M., eine der älteren Mitbewohner im Casa Hogar, sie ist Anfang 30, kann sich mittlerweile selber umziehen und braucht dabei keine Hilfe mehr von uns. Zudem hat sie seit etwa einem halben Jahr einen elektrischen Rollstuhl, sodass sie sich selbstständig bewegen kann. A. und M. haben auch ein Heft, in dem auf den verschiedenen Seiten Buchstaben, Zahlen, Farben, Obst- und Gemüse etc. zu finden sind. Das ist eine sehr gute Möglichkeit mit den Beiden zu kommunizieren.

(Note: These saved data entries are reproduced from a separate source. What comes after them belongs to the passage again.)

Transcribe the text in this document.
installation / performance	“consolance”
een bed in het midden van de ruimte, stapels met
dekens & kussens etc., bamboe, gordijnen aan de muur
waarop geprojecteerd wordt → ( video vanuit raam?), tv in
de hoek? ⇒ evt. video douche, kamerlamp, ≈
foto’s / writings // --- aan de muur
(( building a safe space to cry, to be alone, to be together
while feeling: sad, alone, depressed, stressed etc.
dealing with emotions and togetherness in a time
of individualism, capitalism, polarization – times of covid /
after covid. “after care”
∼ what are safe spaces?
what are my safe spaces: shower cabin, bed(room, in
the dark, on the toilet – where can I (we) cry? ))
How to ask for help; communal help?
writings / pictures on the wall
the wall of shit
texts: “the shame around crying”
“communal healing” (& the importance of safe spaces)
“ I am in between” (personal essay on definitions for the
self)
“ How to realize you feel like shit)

Denn auch, wenn sie sich nicht durch viele Worte ausdrücken können, ist es mit den Heften möglich, dass sie ihre Gedanken uns gegenüber formulieren können.
Das sind Beispiele, wie sich die Kinder über das Jahr entwickelt haben. Es freut mich zu sehen, dass immer daran gearbeitet wird neue Möglichkeiten zu finden, damit die Kinder ihr ganzes Potential entfalten können.
An den Abschied möchte ich noch gar nicht denken. Am liebsten würde ich alle mit ins Flugzeug nach Deutschland nehmen. Am Ende bleibt die Zeit, die wir hatten und die mehr als nur besonders war und für die ich so dankbar bin. Denn vor allem durch die Kinder habe ich gelernt. Für mich steht es außer Frage, dass ich sie ganz bald besuchen komme.
Neben der engen Bindung mit den Kindern, sind mir meine WG-Mitbewohner sehr vertraut geworden. Wenn ich zurückdenke, kannten wir uns anfangs eigentlich gar nicht. Mit völlig fremden Jugendlichen, im gleichen Alter, in ein neues Leben eintauchen. Inzwischen kennen wir uns, glaube ich, sehr gut. Zusammen zu leben, zu arbeiten, fast jeden Tag miteinander zu verbringen, das sind sehr viele Stunden, die wir im letzten Jahr zusammen verbracht haben. Ehrlicherweise weiß ich nicht ob, ich das ohne die Drei so geschafft hätte. Sie sind ein bisschen wie die Geschwister, die ich nicht hatte.
Danke, an euch, für eure Unterstützung und unseren Austausch. Ich habe euch lieb.
Das Jahr hat gut getan. Abstand vom Auswendiglernen wie in der Schule. In diesem Jahr habe ich für mein Leben gelernt. Wenn ich gefragt werde, ob ich finde, dass ich mich verändert habe, würde ich sagen, dass ich an meinen Herausforderungen gewachsen bin, dankbarer für mein Leben und die Möglichkeiten bin, die ich in Deutschland habe. Mein Bewusstsein für viele Dinge, gerade die wirklich wichtigen Dinge, hat sich geschärft. Ecuador, wird das Land bleiben, dass ich mit Freiheit verbinde. Nach der Schule, raus von zu Hause, ins kalte Wasser springen und lernen zu schwimmen. Ecuador, seine vielfältige Natur und Kultur und die offenen und lieben Menschen, die ich kennenlernen durfte, werden ein Teil von mir bleiben.
Ich bin froh, den Freiwilligendienst gemacht zu haben und bedanke mich so sehr für alle lieben Nachrichten und die Unterstützung aus Deutschland. So schwer manche Momente waren, wusste ich immer, dass da Menschen sind, die mir den Rücken stärken.